Though I have no qualms traveling hundreds or even thousands of miles for a concert, the prospect of dragging myself off the couch and catching a couple of buses across town to get to a gig can sometimes be daunting. It helps, though, when I know that a group of good friends, one of my all-time music heroes, and a great club await me at the end of my journey. That may sound like a tall order, but it can be achieved--as evidenced by the Cribs in their visit to Bimbo's 365 Club.
The Cribs, Bimbo's 365 Club, January 27, 2010: The memory may have faded by now, but it was pouring rain the day before the Cribs' show at Bimbo's. Ordinarily, it would've been pretty discouraging, at least for those of us with feeble West Coasters sensitivities, but at a friend's urging, I made a point of hitting this Cribs show.
One of the lingering effects of my longtime Anglophilia is a belief that I can like only British bands or only American bands at any given time. Additionally, according to my self-imposed--and utterly unfounded--restrictions, there can be no cross-pollination among each nation's musicians. I'm starting to wriggle free of this straitjacket, but I still can't help comparing the two traditions. Thankfully, bands like the Cribs are setting me on the right path.
Though originally hailing from northern England, the Cribs (I'm told) call the Pacific Northwest their home now, and those cross-cultural leanings showed. Perhaps the most obvious examples were their brief homage to San Francisco's own J Church, as well as the film clip of Lee Ranaldo that played in the background against one of their tracks.

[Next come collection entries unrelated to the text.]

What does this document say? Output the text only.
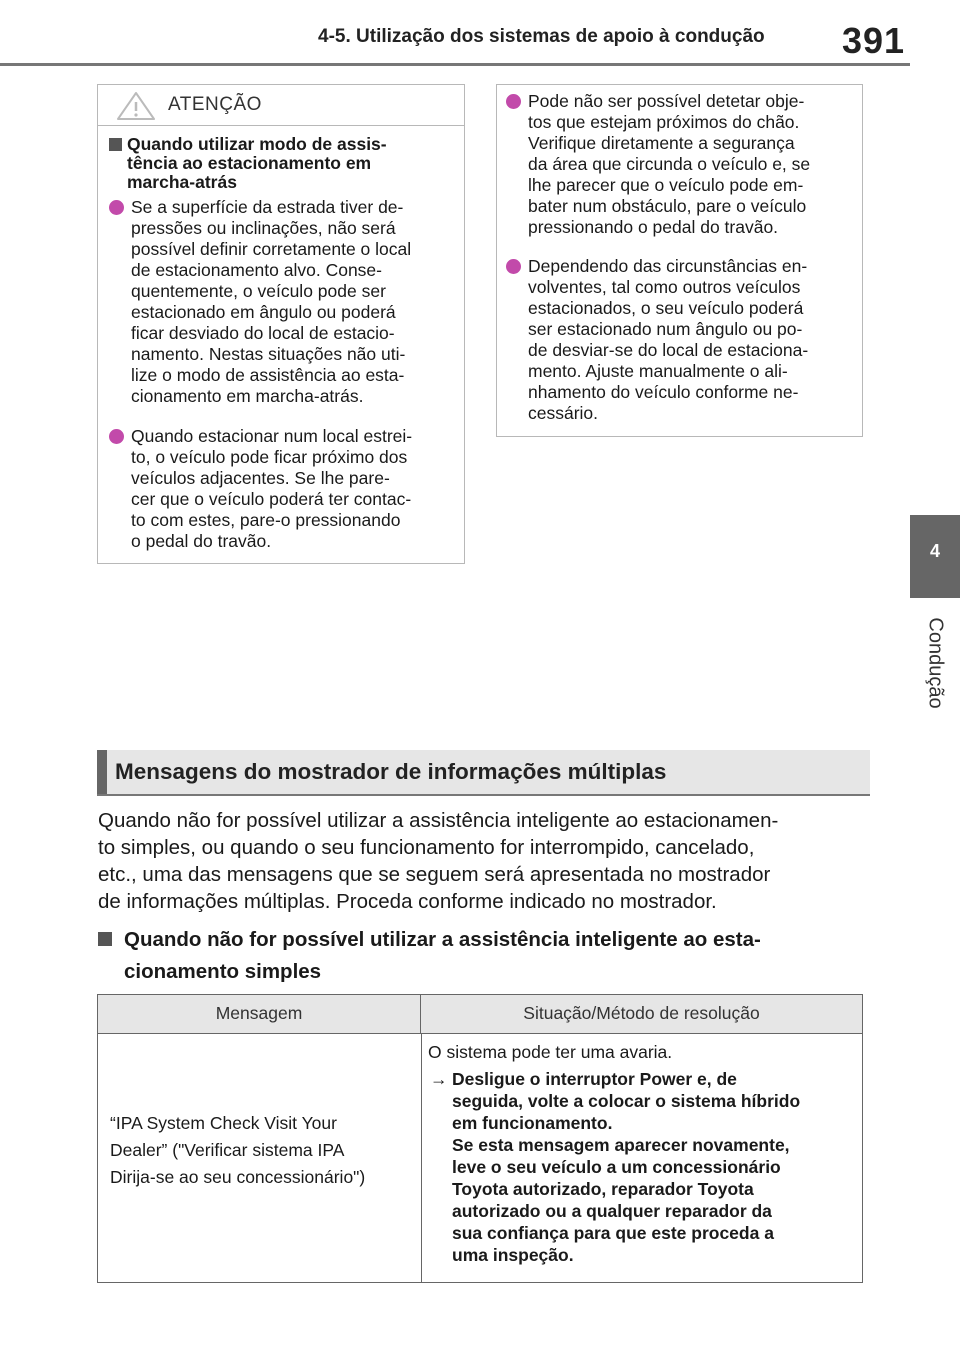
4-5. Utilização dos sistemas de apoio à condução 391
4
Condução
ATENÇÃO
Quando utilizar modo de assis-
tência ao estacionamento em
marcha-atrás
Se a superfície da estrada tiver de-
pressões ou inclinações, não será
possível definir corretamente o local
de estacionamento alvo. Conse-
quentemente, o veículo pode ser
estacionado em ângulo ou poderá
ficar desviado do local de estacio-
namento. Nestas situações não uti-
lize o modo de assistência ao esta-
cionamento em marcha-atrás.
Quando estacionar num local estrei-
to, o veículo pode ficar próximo dos
veículos adjacentes. Se lhe pare-
cer que o veículo poderá ter contac-
to com estes, pare-o pressionando
o pedal do travão.
Pode não ser possível detetar obje-
tos que estejam próximos do chão.
Verifique diretamente a segurança
da área que circunda o veículo e, se
lhe parecer que o veículo pode em-
bater num obstáculo, pare o veículo
pressionando o pedal do travão.
Dependendo das circunstâncias en-
volventes, tal como outros veículos
estacionados, o seu veículo poderá
ser estacionado num ângulo ou po-
de desviar-se do local de estaciona-
mento. Ajuste manualmente o ali-
nhamento do veículo conforme ne-
cessário.
Mensagens do mostrador de informações múltiplas
Quando não for possível utilizar a assistência inteligente ao estacionamen-
to simples, ou quando o seu funcionamento for interrompido, cancelado,
etc., uma das mensagens que se seguem será apresentada no mostrador
de informações múltiplas. Proceda conforme indicado no mostrador.
Quando não for possível utilizar a assistência inteligente ao esta-
cionamento simples
Mensagem	Situação/Método de resolução
“IPA System Check Visit Your
Dealer” ("Verificar sistema IPA
Dirija-se ao seu concessionário")
O sistema pode ter uma avaria.
→ Desligue o interruptor Power e, de
seguida, volte a colocar o sistema híbrido
em funcionamento.
Se esta mensagem aparecer novamente,
leve o seu veículo a um concessionário
Toyota autorizado, reparador Toyota
autorizado ou a qualquer reparador da
sua confiança para que este proceda a
uma inspeção.
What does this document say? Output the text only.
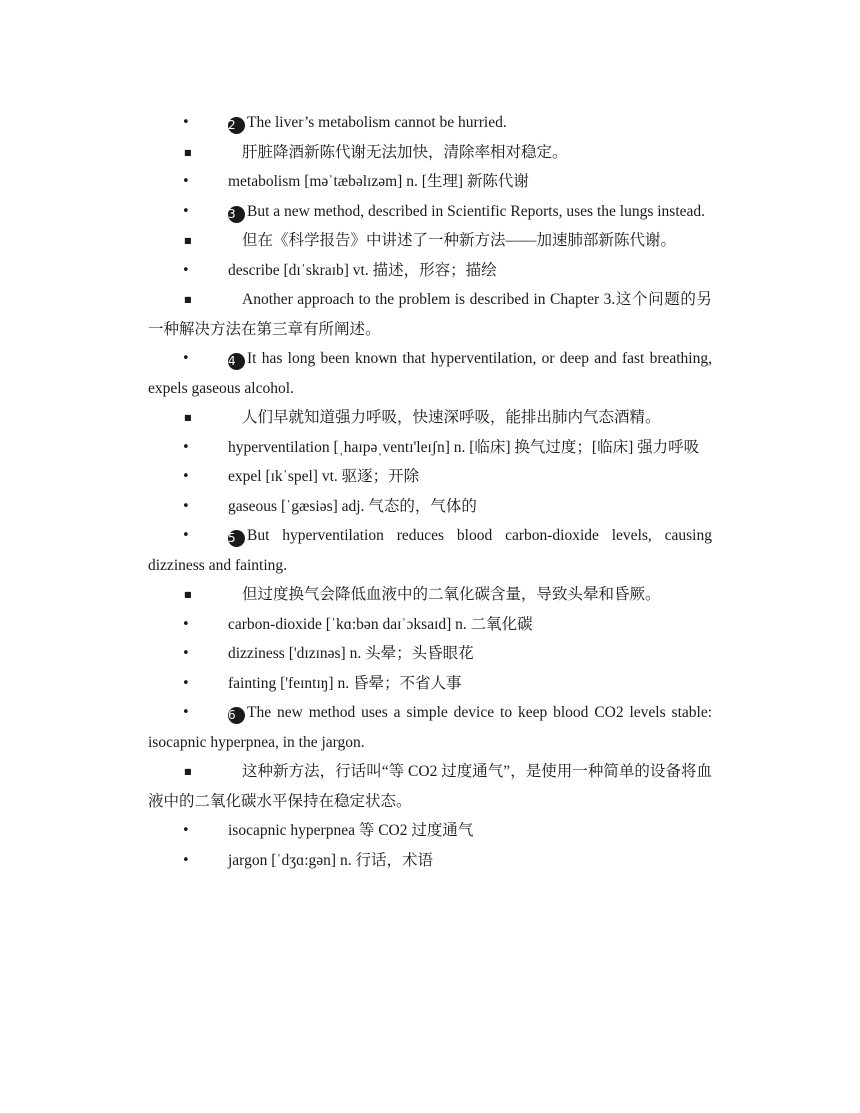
•	2 The liver’s metabolism cannot be hurried.
■	肝脏降酒新陈代谢无法加快，清除率相对稳定。
• metabolism [məˈtæbəlɪzəm] n. [生理] 新陈代谢
•	3 But a new method, described in Scientific Reports, uses the lungs instead.
■	但在《科学报告》中讲述了一种新方法——加速肺部新陈代谢。
• describe [dɪˈskraɪb] vt. 描述，形容；描绘
■	Another approach to the problem is described in Chapter 3.这个问题的另一种解决方法在第三章有所阐述。
•	4 It has long been known that hyperventilation, or deep and fast breathing, expels gaseous alcohol.
■	人们早就知道强力呼吸，快速深呼吸，能排出肺内气态酒精。
• hyperventilation [ˌhaɪpəˌventɪ'leɪʃn] n. [临床] 换气过度；[临床] 强力呼吸
• expel [ɪkˈspel] vt. 驱逐；开除
• gaseous [ˈgæsiəs] adj. 气态的，气体的
•	5 But hyperventilation reduces blood carbon-dioxide levels, causing dizziness and fainting.
■	但过度换气会降低血液中的二氧化碳含量，导致头晕和昏厥。
• carbon-dioxide [ˈkɑ:bən daɪˈɔksaɪd] n. 二氧化碳
• dizziness ['dɪzɪnəs] n. 头晕；头昏眼花
• fainting ['feɪntɪŋ] n. 昏晕；不省人事
•	6 The new method uses a simple device to keep blood CO2 levels stable: isocapnic hyperpnea, in the jargon.
■	这种新方法，行话叫“等 CO2 过度通气”，是使用一种简单的设备将血液中的二氧化碳水平保持在稳定状态。
• isocapnic hyperpnea 等 CO2 过度通气
• jargon [ˈdʒɑ:gən] n. 行话，术语
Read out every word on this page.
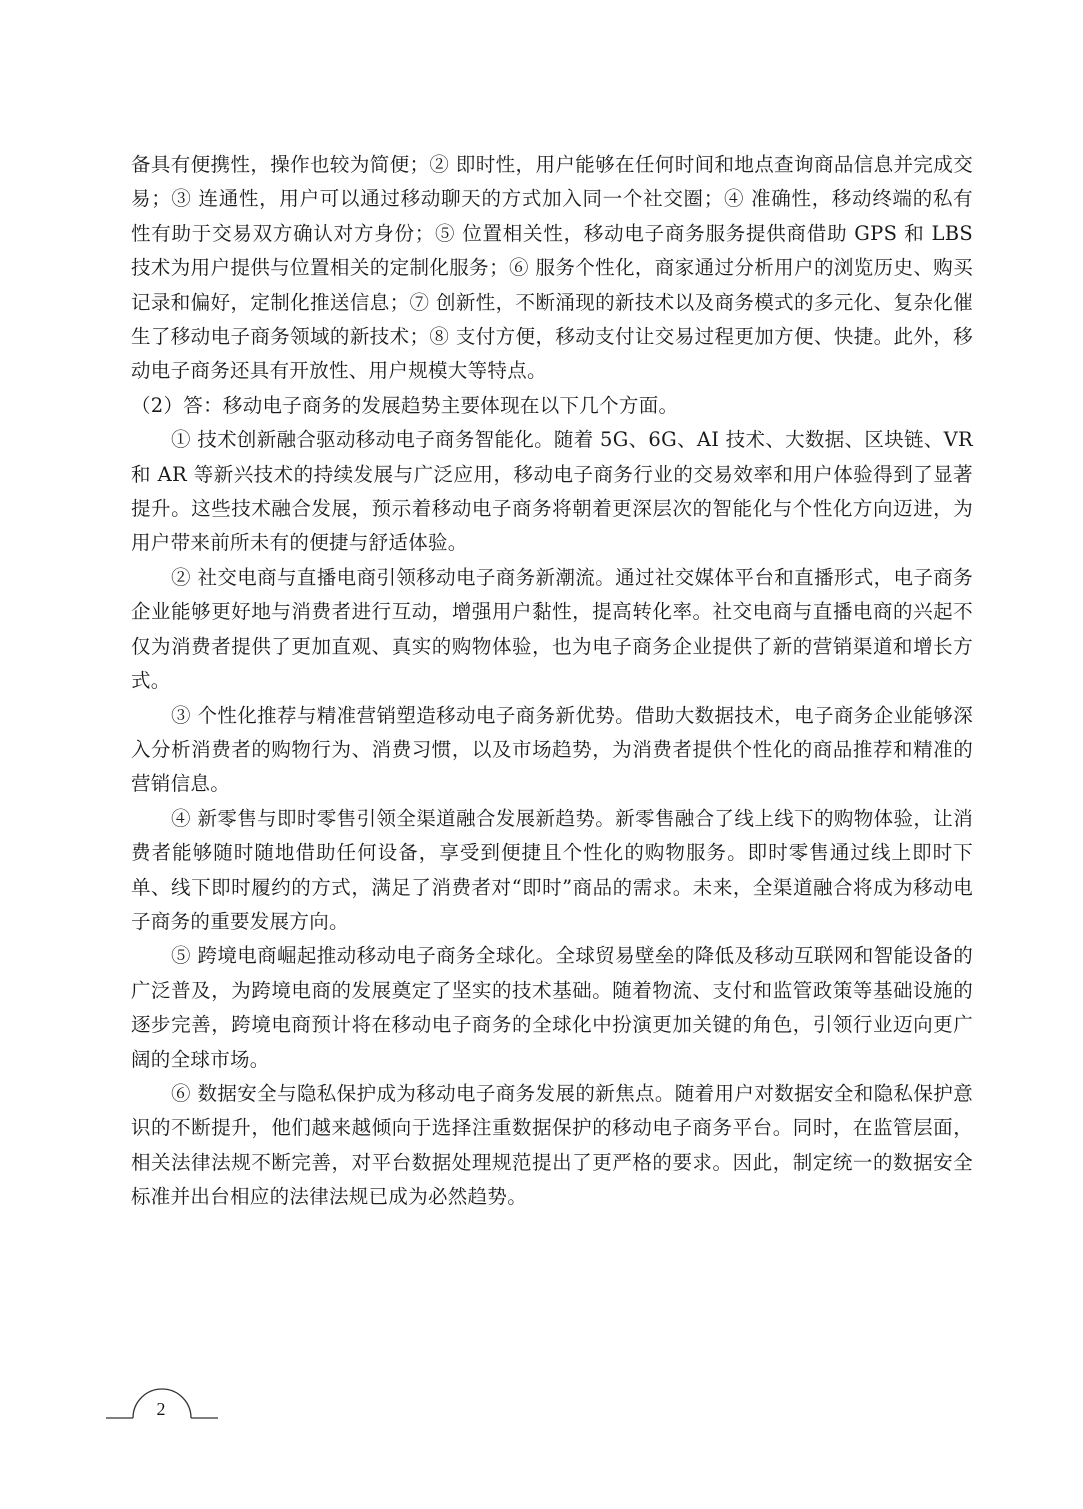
备具有便携性，操作也较为简便；② 即时性，用户能够在任何时间和地点查询商品信息并完成交易；③ 连通性，用户可以通过移动聊天的方式加入同一个社交圈；④ 准确性，移动终端的私有性有助于交易双方确认对方身份；⑤ 位置相关性，移动电子商务服务提供商借助 GPS 和 LBS 技术为用户提供与位置相关的定制化服务；⑥ 服务个性化，商家通过分析用户的浏览历史、购买记录和偏好，定制化推送信息；⑦ 创新性，不断涌现的新技术以及商务模式的多元化、复杂化催生了移动电子商务领域的新技术；⑧ 支付方便，移动支付让交易过程更加方便、快捷。此外，移动电子商务还具有开放性、用户规模大等特点。

（2）答：移动电子商务的发展趋势主要体现在以下几个方面。

① 技术创新融合驱动移动电子商务智能化。随着 5G、6G、AI 技术、大数据、区块链、VR 和 AR 等新兴技术的持续发展与广泛应用，移动电子商务行业的交易效率和用户体验得到了显著提升。这些技术融合发展，预示着移动电子商务将朝着更深层次的智能化与个性化方向迈进，为用户带来前所未有的便捷与舒适体验。

② 社交电商与直播电商引领移动电子商务新潮流。通过社交媒体平台和直播形式，电子商务企业能够更好地与消费者进行互动，增强用户黏性，提高转化率。社交电商与直播电商的兴起不仅为消费者提供了更加直观、真实的购物体验，也为电子商务企业提供了新的营销渠道和增长方式。

③ 个性化推荐与精准营销塑造移动电子商务新优势。借助大数据技术，电子商务企业能够深入分析消费者的购物行为、消费习惯，以及市场趋势，为消费者提供个性化的商品推荐和精准的营销信息。

④ 新零售与即时零售引领全渠道融合发展新趋势。新零售融合了线上线下的购物体验，让消费者能够随时随地借助任何设备，享受到便捷且个性化的购物服务。即时零售通过线上即时下单、线下即时履约的方式，满足了消费者对“即时”商品的需求。未来，全渠道融合将成为移动电子商务的重要发展方向。

⑤ 跨境电商崛起推动移动电子商务全球化。全球贸易壁垒的降低及移动互联网和智能设备的广泛普及，为跨境电商的发展奠定了坚实的技术基础。随着物流、支付和监管政策等基础设施的逐步完善，跨境电商预计将在移动电子商务的全球化中扮演更加关键的角色，引领行业迈向更广阔的全球市场。

⑥ 数据安全与隐私保护成为移动电子商务发展的新焦点。随着用户对数据安全和隐私保护意识的不断提升，他们越来越倾向于选择注重数据保护的移动电子商务平台。同时，在监管层面，相关法律法规不断完善，对平台数据处理规范提出了更严格的要求。因此，制定统一的数据安全标准并出台相应的法律法规已成为必然趋势。

2
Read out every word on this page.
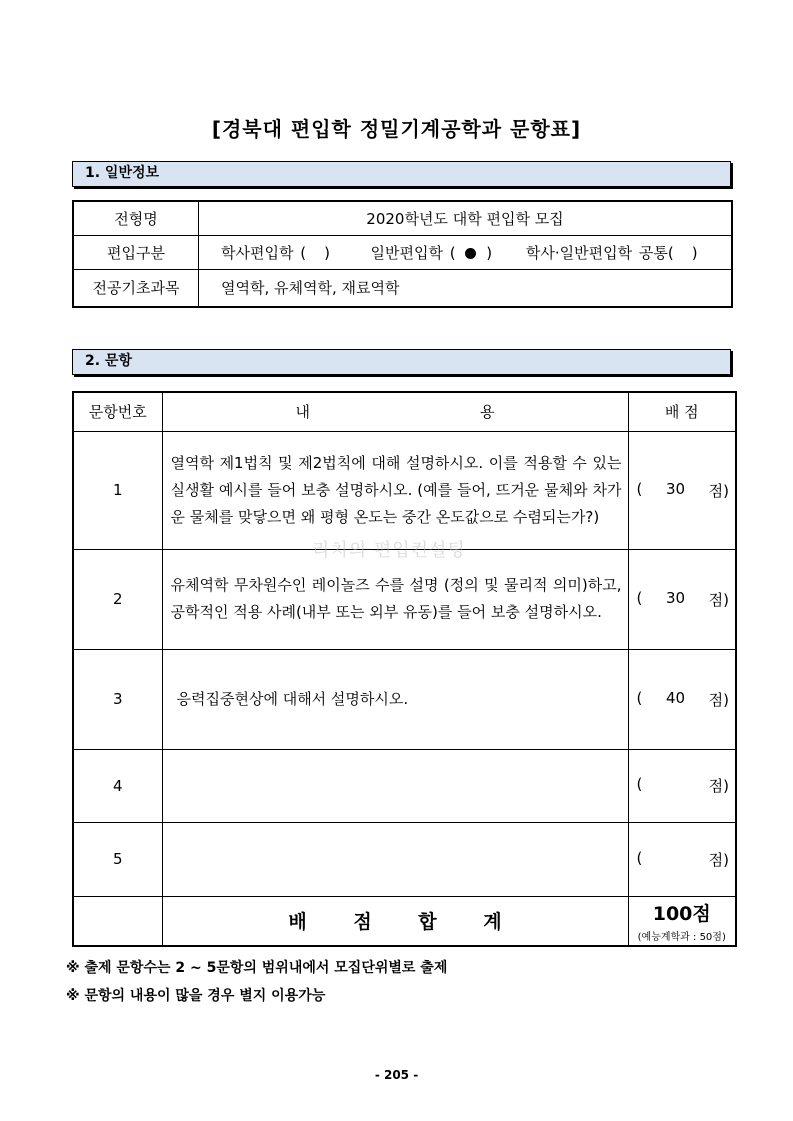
[경북대 편입학 정밀기계공학과 문항표]
1. 일반정보
전형명	2020학년도 대학 편입학 모집
편입구분	학사편입학 ( ) 일반편입학 ( ) 학사·일반편입학 공통( )
전공기초과목	열역학, 유체역학, 재료역학
2. 문항
문항번호	내 용	배 점
1	열역학 제1법칙 및 제2법칙에 대해 설명하시오. 이를 적용할 수 있는 실생활 예시를 들어 보충 설명하시오. (예를 들어, 뜨거운 물체와 차가운 물체를 맞닿으면 왜 평형 온도는 중간 온도값으로 수렴되는가?)	( 30 점)

2	유체역학 무차원수인 레이놀즈 수를 설명 (정의 및 물리적 의미)하고, 공학적인 적용 사례(내부 또는 외부 유동)를 들어 보충 설명하시오.	( 30 점)

3	응력집중현상에 대해서 설명하시오.	( 40 점)

4		( 점)

5		( 점)

	배 점 합 계	100점
(예능계학과 : 50점)
리치의 편입컨설팅
※ 출제 문항수는 2 ~ 5문항의 범위내에서 모집단위별로 출제
※ 문항의 내용이 많을 경우 별지 이용가능
- 205 -
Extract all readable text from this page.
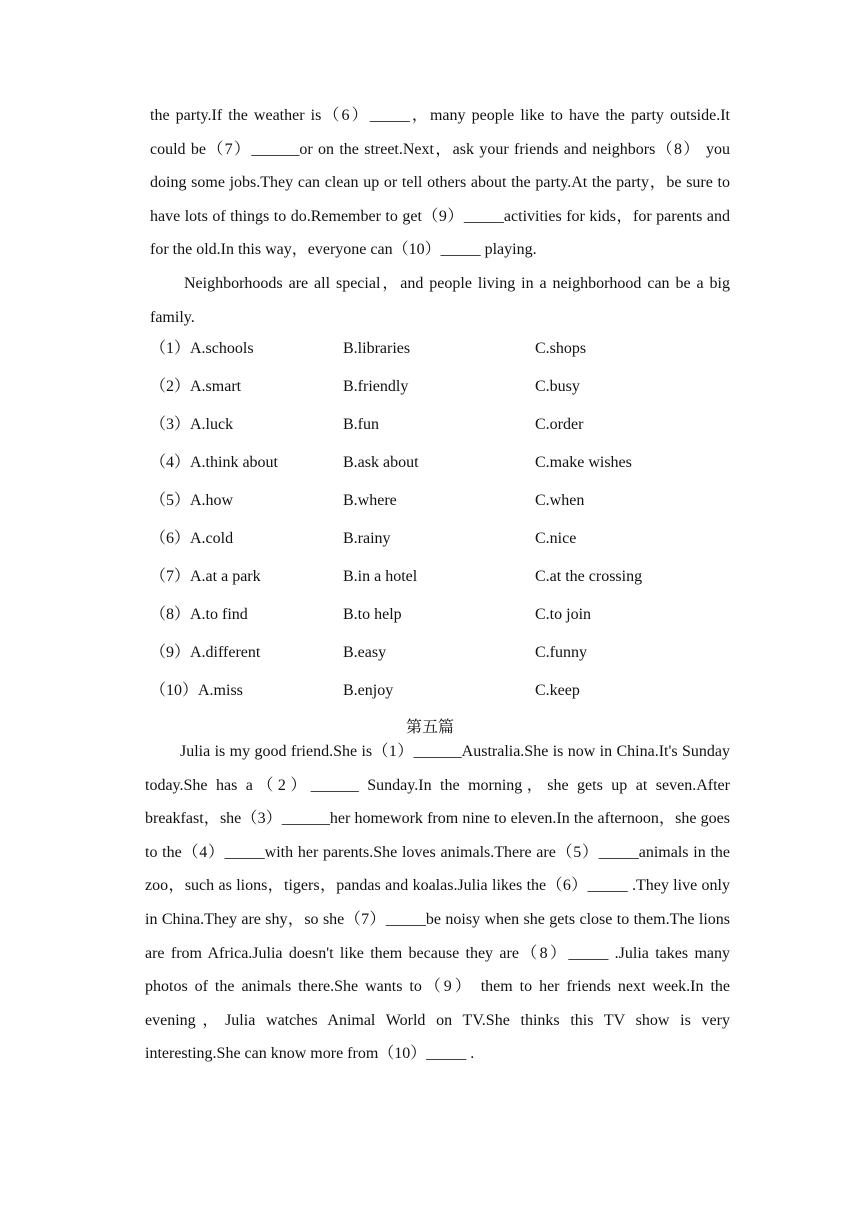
the party.If the weather is（6）_____，many people like to have the party outside.It could be（7）______or on the street.Next，ask your friends and neighbors（8） you doing some jobs.They can clean up or tell others about the party.At the party，be sure to have lots of things to do.Remember to get（9）_____activities for kids，for parents and for the old.In this way，everyone can（10）_____ playing.

Neighborhoods are all special，and people living in a neighborhood can be a big family.

（1）A.schools	B.libraries	C.shops
（2）A.smart	B.friendly	C.busy
（3）A.luck	B.fun	C.order
（4）A.think about	B.ask about	C.make wishes
（5）A.how	B.where	C.when
（6）A.cold	B.rainy	C.nice
（7）A.at a park	B.in a hotel	C.at the crossing
（8）A.to find	B.to help	C.to join
（9）A.different	B.easy	C.funny
（10）A.miss	B.enjoy	C.keep
第五篇

Julia is my good friend.She is（1）______Australia.She is now in China.It's Sunday today.She has a（2）______ Sunday.In the morning，she gets up at seven.After breakfast，she（3）______her homework from nine to eleven.In the afternoon，she goes to the（4）_____with her parents.She loves animals.There are（5）_____animals in the zoo，such as lions，tigers，pandas and koalas.Julia likes the（6）_____ .They live only in China.They are shy，so she（7）_____be noisy when she gets close to them.The lions are from Africa.Julia doesn't like them because they are（8）_____ .Julia takes many photos of the animals there.She wants to（9） them to her friends next week.In the evening，Julia watches Animal World on TV.She thinks this TV show is very interesting.She can know more from（10）_____ .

But the Stateside influences popped up in a subtler manner too, notably in their lean, brisk sound--bearing no resemblance to the bloated, stadium-ready production I often associate (rightly or wrongly) with British music. In a word, I'd describe them as scrappy, though songs such as "We Share the Same Skies" and "Be Safe" revealed layers of melody and tantalizing hooks as well. Then again, when Johnny Marr is stationed stage right, you know the gig won't be some two-chord travesty--you will hear real songs throughout the night.
It's no exaggeration that the Smiths (along with Duran Duran) ruled my teenage world, and their influence continues to be felt in my listening habits, especially in my lingering preference for sad, clever lyrics set to pretty guitar tunes. That alone would win my eternal fealty, but then Johnny had to work with even more artists I love and lend a hand with some of my favorite records. And I'll admit it doesn't hurt that he's resisted the offers for a Smiths reunion, even if my parents didn't let me see them play at the Henry J. Kaiser Convention Center in 1985. (I'm not bitter.) As a music nerd, I already owe Johnny a huge debt of gratitude for all his work over the years, but I'm more excited to discover that he isn't resting on his laurels and has plenty left to offer.
Previously, I caught Johnny on tour with Neil Finn in what would eventually result in the first 7 World Collide collaboration. Johnny's very participation was mind-blowing at the time, but he was more a sideman who took a couple of spotlight turns. This wasn't the case with the Cribs. Here, he was a part of the band, not calling out his presence in any way (even shooting down the drunk fool who barreled to the front in an attempt to give Johnny his hat), except where it counted: with some lovely harmonies and a truckload of gorgeous riffs.
As a kid, I listened to the Smiths for Morrissey's lyrics, but I eventually recognized the genius of the music and arrangements behind those words. Still, it didn't prepare me for what I heard at this show. The sheer variety of sounds coming from Johnny's guitar was mesmerizing: hard attacks, soft shadings, and so much in between. Certainly, the Jarman brothers deserve major props for their songwriting, but during the course of several songs, I mostly marveled at the eloquence and musicality Johnny brought to the table. These direct, fuss-free numbers bloomed with his contributions.
By the end of this gig, I came away with an ideal mix of emotions: the gratification of seeing a talented young band earning their stripes, the satisfaction of watching a master ply his trade, and the sheer spectacle of the delighted fans taking it all in. This won't be the last time, I'm sure.